A suicide car bombing in the eastern part of the Afghan capital today morning killed at least one person, a young girl, and wounded 15, Afghan officials said.
Basir Mujahid, spokesman for the Kabul police chief, said the blast occurred in the eastern neighborhood of Qabil Bay, in an area that is home to a police station, the government's customs offices and some guest houses.
Mohammad Musa Zahir, a doctor at the area's Wazir Akbar Khan hospital, said 15 people were also wounded in the blast, including five children and two women.
Najib Danish, spokesman for the Interior Ministry, said the suicide bomber targeted a "convoy of foreigners" but did not offer further details or clarify whether it was foreign forces who were targeted or contractors.
No non-Afghan casualties were reported in the bombing and NATO forces in Kabul, which said they were aware of the reports, had no immediate comment. No militant group claimed responsibility for the attack.
At the blast site in the Qabil Bay neighborhood, blood pooled on the pavement amid rubble in front of a destroyed building.
Residents in the area were the first to say the explosion was a suicide attack, before Danish's statement. They spoke on condition of anonymity, fearing for their own safety.
Kabul has recently seen a spate of large-scale militant attacks by the Taliban and also the Islamic State group, whose affiliate in Afghanistan has grown stronger since it emerged in 2014.
In late January, a Taliban attacker drove an ambulance filled with explosives into the heart of the city, killing at least 103 people and wounding as many as 235.
The Taliban claimed the ambulance attack, as well as an attack a week earlier in which militants stormed a luxury hotel in Kabul, killing 22 people, including 14 foreigners, and setting off a 13-hour battle with security forces.
The recent attacks have underscored the weaknesses of Afghan security forces more than 16 years after the U.S.-led invasion toppled the Taliban.

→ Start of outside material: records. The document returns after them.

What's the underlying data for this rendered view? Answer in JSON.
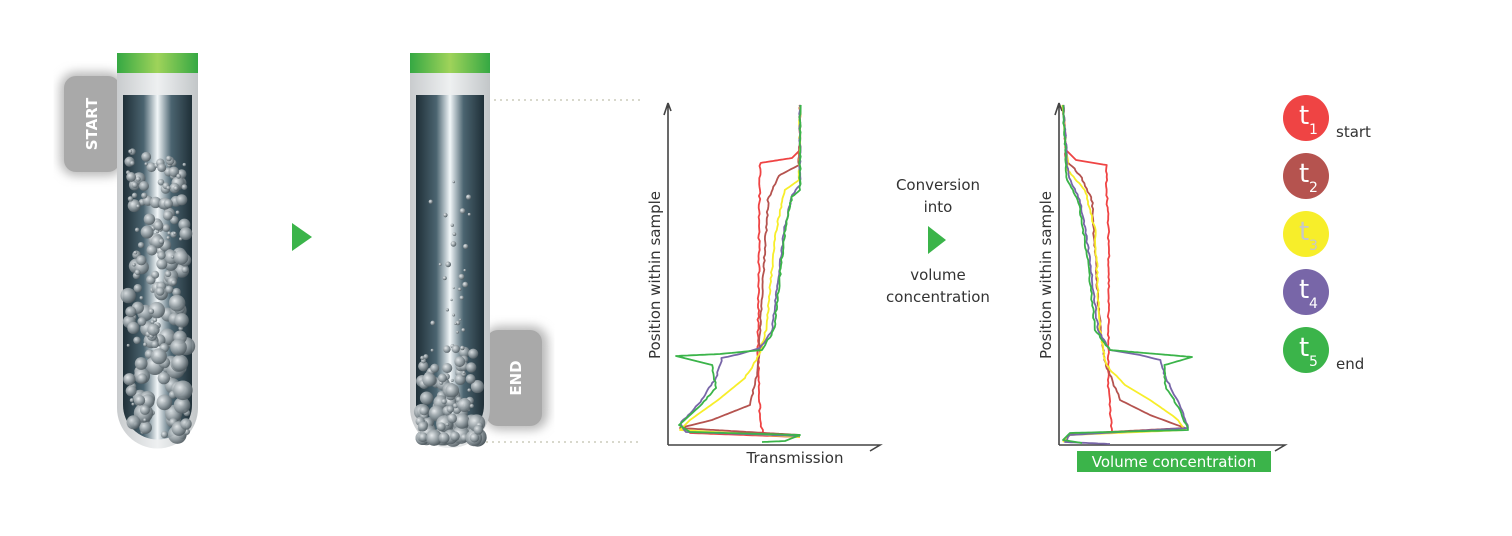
{
  "tubes": {
    "start_label": "START",
    "end_label": "END"
  },
  "transmission_chart": {
    "ylabel": "Position within sample",
    "xlabel": "Transmission"
  },
  "conversion": {
    "line1": "Conversion",
    "line2": "into",
    "line3": "volume",
    "line4": "concentration"
  },
  "concentration_chart": {
    "ylabel": "Position within sample",
    "xlabel": "Volume concentration",
    "xlabel_bg": "#3bb44a"
  },
  "legend": [
    {
      "t": "t",
      "sub": "1",
      "note": "start",
      "color": "#ef4444",
      "text_color": "#ffffff"
    },
    {
      "t": "t",
      "sub": "2",
      "note": "",
      "color": "#b5534f",
      "text_color": "#ffffff"
    },
    {
      "t": "t",
      "sub": "3",
      "note": "",
      "color": "#f7ee2a",
      "text_color": "#c8c8c8"
    },
    {
      "t": "t",
      "sub": "4",
      "note": "",
      "color": "#7866a8",
      "text_color": "#ffffff"
    },
    {
      "t": "t",
      "sub": "5",
      "note": "end",
      "color": "#3bb44a",
      "text_color": "#ffffff"
    }
  ],
  "colors": {
    "accent": "#3bb44a",
    "cap": "#3bb44a"
  }
}
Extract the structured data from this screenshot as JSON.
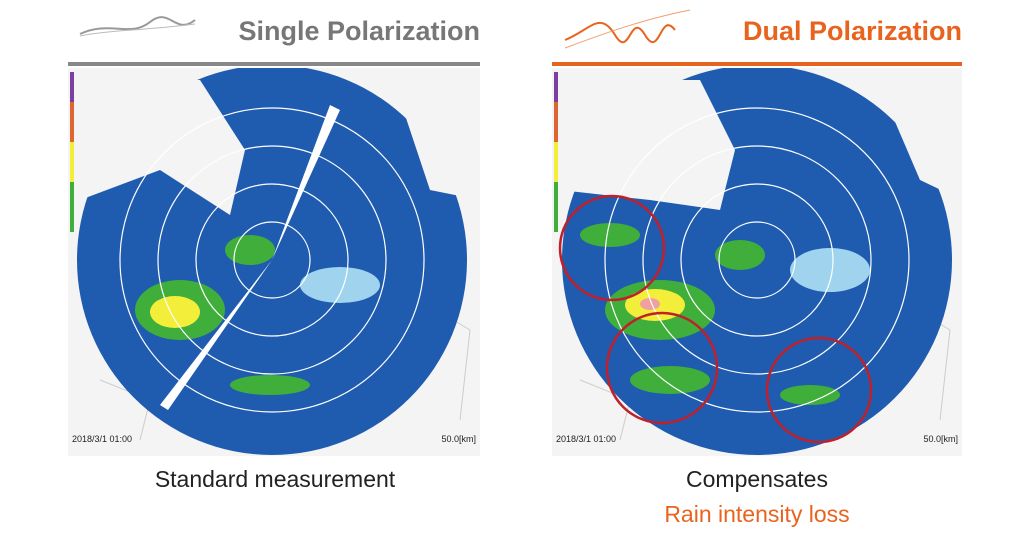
{
  "panels": [
    {
      "title": "Single Polarization",
      "timestamp": "2018/3/1 01:00",
      "scale": "50.0[km]",
      "caption": [
        "Standard measurement"
      ]
    },
    {
      "title": "Dual Polarization",
      "timestamp": "2018/3/1 01:00",
      "scale": "50.0[km]",
      "caption": [
        "Compensates",
        "Rain intensity loss"
      ]
    }
  ]
}
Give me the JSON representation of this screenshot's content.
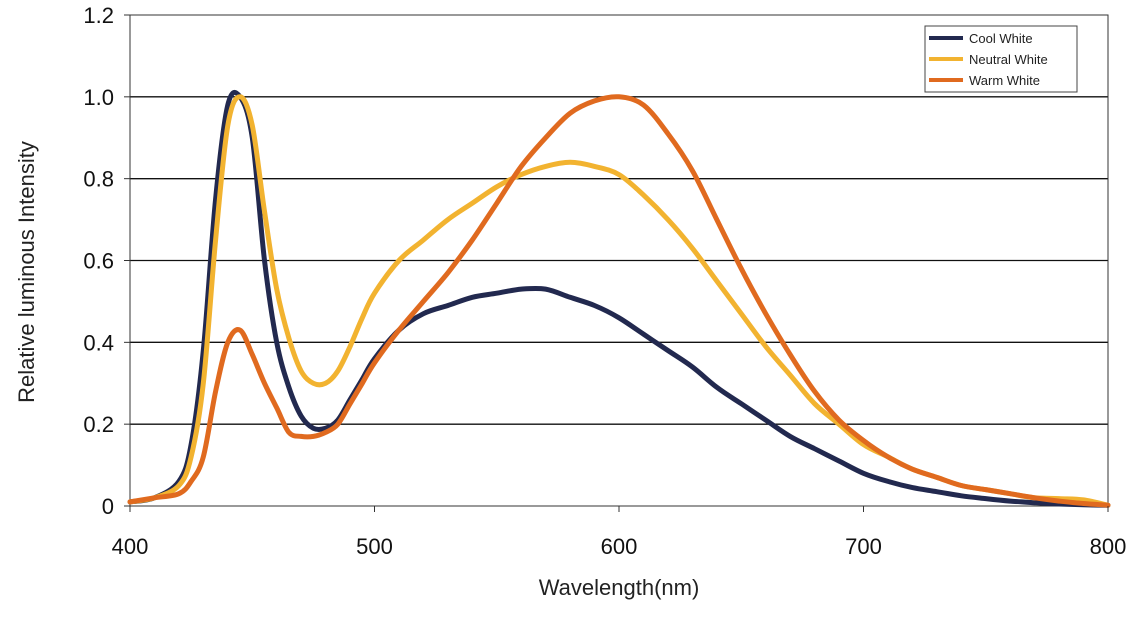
{
  "chart_data": {
    "type": "line",
    "title": "",
    "xlabel": "Wavelength(nm)",
    "ylabel": "Relative luminous Intensity",
    "xlim": [
      400,
      800
    ],
    "ylim": [
      0,
      1.2
    ],
    "x_ticks": [
      400,
      500,
      600,
      700,
      800
    ],
    "x_tick_labels": [
      "400",
      "500",
      "600",
      "700",
      "800"
    ],
    "y_ticks": [
      0,
      0.2,
      0.4,
      0.6,
      0.8,
      1.0,
      1.2
    ],
    "y_tick_labels": [
      "0",
      "0.2",
      "0.4",
      "0.6",
      "0.8",
      "1.0",
      "1.2"
    ],
    "grid": "horizontal",
    "legend_position": "top-right",
    "series": [
      {
        "name": "Cool White",
        "color": "#22294f",
        "x": [
          400,
          410,
          420,
          425,
          430,
          435,
          440,
          445,
          450,
          455,
          460,
          465,
          470,
          475,
          480,
          485,
          490,
          495,
          500,
          510,
          520,
          530,
          540,
          550,
          560,
          570,
          580,
          590,
          600,
          610,
          620,
          630,
          640,
          650,
          660,
          670,
          680,
          690,
          700,
          710,
          720,
          730,
          740,
          750,
          760,
          770,
          780,
          790,
          800
        ],
        "y": [
          0.01,
          0.02,
          0.06,
          0.15,
          0.38,
          0.75,
          0.98,
          1.0,
          0.9,
          0.6,
          0.4,
          0.29,
          0.22,
          0.19,
          0.19,
          0.21,
          0.26,
          0.31,
          0.36,
          0.43,
          0.47,
          0.49,
          0.51,
          0.52,
          0.53,
          0.53,
          0.51,
          0.49,
          0.46,
          0.42,
          0.38,
          0.34,
          0.29,
          0.25,
          0.21,
          0.17,
          0.14,
          0.11,
          0.08,
          0.06,
          0.045,
          0.035,
          0.025,
          0.018,
          0.012,
          0.008,
          0.005,
          0.003,
          0.002
        ]
      },
      {
        "name": "Neutral White",
        "color": "#f2b330",
        "x": [
          400,
          410,
          420,
          425,
          430,
          435,
          440,
          445,
          450,
          455,
          460,
          465,
          470,
          475,
          480,
          485,
          490,
          495,
          500,
          510,
          520,
          530,
          540,
          550,
          560,
          570,
          580,
          590,
          600,
          610,
          620,
          630,
          640,
          650,
          660,
          670,
          680,
          690,
          700,
          710,
          720,
          730,
          740,
          750,
          760,
          770,
          780,
          790,
          800
        ],
        "y": [
          0.01,
          0.02,
          0.05,
          0.12,
          0.3,
          0.65,
          0.93,
          1.0,
          0.93,
          0.72,
          0.53,
          0.41,
          0.33,
          0.3,
          0.3,
          0.33,
          0.39,
          0.46,
          0.52,
          0.6,
          0.65,
          0.7,
          0.74,
          0.78,
          0.81,
          0.83,
          0.84,
          0.83,
          0.81,
          0.76,
          0.7,
          0.63,
          0.55,
          0.47,
          0.39,
          0.32,
          0.25,
          0.2,
          0.15,
          0.12,
          0.09,
          0.07,
          0.05,
          0.04,
          0.03,
          0.02,
          0.018,
          0.015,
          0.002
        ]
      },
      {
        "name": "Warm White",
        "color": "#e06a1f",
        "x": [
          400,
          410,
          420,
          425,
          430,
          435,
          440,
          445,
          450,
          455,
          460,
          465,
          470,
          475,
          480,
          485,
          490,
          495,
          500,
          510,
          520,
          530,
          540,
          550,
          560,
          570,
          580,
          590,
          600,
          610,
          620,
          630,
          640,
          650,
          660,
          670,
          680,
          690,
          700,
          710,
          720,
          730,
          740,
          750,
          760,
          770,
          780,
          790,
          800
        ],
        "y": [
          0.01,
          0.02,
          0.03,
          0.06,
          0.12,
          0.28,
          0.4,
          0.43,
          0.37,
          0.3,
          0.24,
          0.18,
          0.17,
          0.17,
          0.18,
          0.2,
          0.25,
          0.3,
          0.35,
          0.43,
          0.5,
          0.57,
          0.65,
          0.74,
          0.83,
          0.9,
          0.96,
          0.99,
          1.0,
          0.98,
          0.91,
          0.82,
          0.7,
          0.58,
          0.47,
          0.37,
          0.28,
          0.21,
          0.16,
          0.12,
          0.09,
          0.07,
          0.05,
          0.04,
          0.03,
          0.02,
          0.012,
          0.006,
          0.002
        ]
      }
    ]
  }
}
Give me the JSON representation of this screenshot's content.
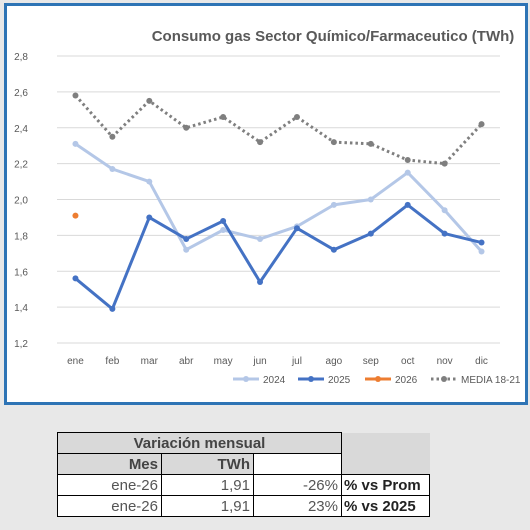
{
  "chart_data": {
    "type": "line",
    "title": "Consumo gas Sector Químico/Farmaceutico (TWh)",
    "categories": [
      "ene",
      "feb",
      "mar",
      "abr",
      "may",
      "jun",
      "jul",
      "ago",
      "sep",
      "oct",
      "nov",
      "dic"
    ],
    "ylim": [
      1.2,
      2.8
    ],
    "yticks": [
      "1,2",
      "1,4",
      "1,6",
      "1,8",
      "2,0",
      "2,2",
      "2,4",
      "2,6",
      "2,8"
    ],
    "grid": true,
    "legend_position": "bottom-right",
    "series": [
      {
        "name": "2024",
        "color": "#b4c7e7",
        "style": "solid",
        "values": [
          2.31,
          2.17,
          2.1,
          1.72,
          1.83,
          1.78,
          1.85,
          1.97,
          2.0,
          2.15,
          1.94,
          1.71
        ]
      },
      {
        "name": "2025",
        "color": "#4472c4",
        "style": "solid",
        "values": [
          1.56,
          1.39,
          1.9,
          1.78,
          1.88,
          1.54,
          1.84,
          1.72,
          1.81,
          1.97,
          1.81,
          1.76
        ]
      },
      {
        "name": "2026",
        "color": "#ed7d31",
        "style": "solid",
        "values": [
          1.91,
          null,
          null,
          null,
          null,
          null,
          null,
          null,
          null,
          null,
          null,
          null
        ]
      },
      {
        "name": "MEDIA 18-21",
        "color": "#7f7f7f",
        "style": "dotted",
        "values": [
          2.58,
          2.35,
          2.55,
          2.4,
          2.46,
          2.32,
          2.46,
          2.32,
          2.31,
          2.22,
          2.2,
          2.42
        ]
      }
    ]
  },
  "table": {
    "title": "Variación mensual",
    "col_mes": "Mes",
    "col_twh": "TWh",
    "rows": [
      {
        "mes": "ene-26",
        "twh": "1,91",
        "pct": "-26%",
        "label": "% vs Prom"
      },
      {
        "mes": "ene-26",
        "twh": "1,91",
        "pct": "23%",
        "label": "% vs 2025"
      }
    ]
  }
}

On Wednesday, Afghan President Ashraf Ghani called on the Taliban to take part in peace talks to "save the country," offering security and incentives such as passports to insurgents who join the negotiations.
Separately, the Taliban said today they released five of a total of 19 people they say they abducted on Tuesday along the boundary between the southern Kandahar and Uruzgan provinces.
At the time, Gen. Abdul Raziq, Kandahar's police chief, said insurgents wearing army uniforms stopped a bus and abducted 30 people. There was no information on the fate of the others.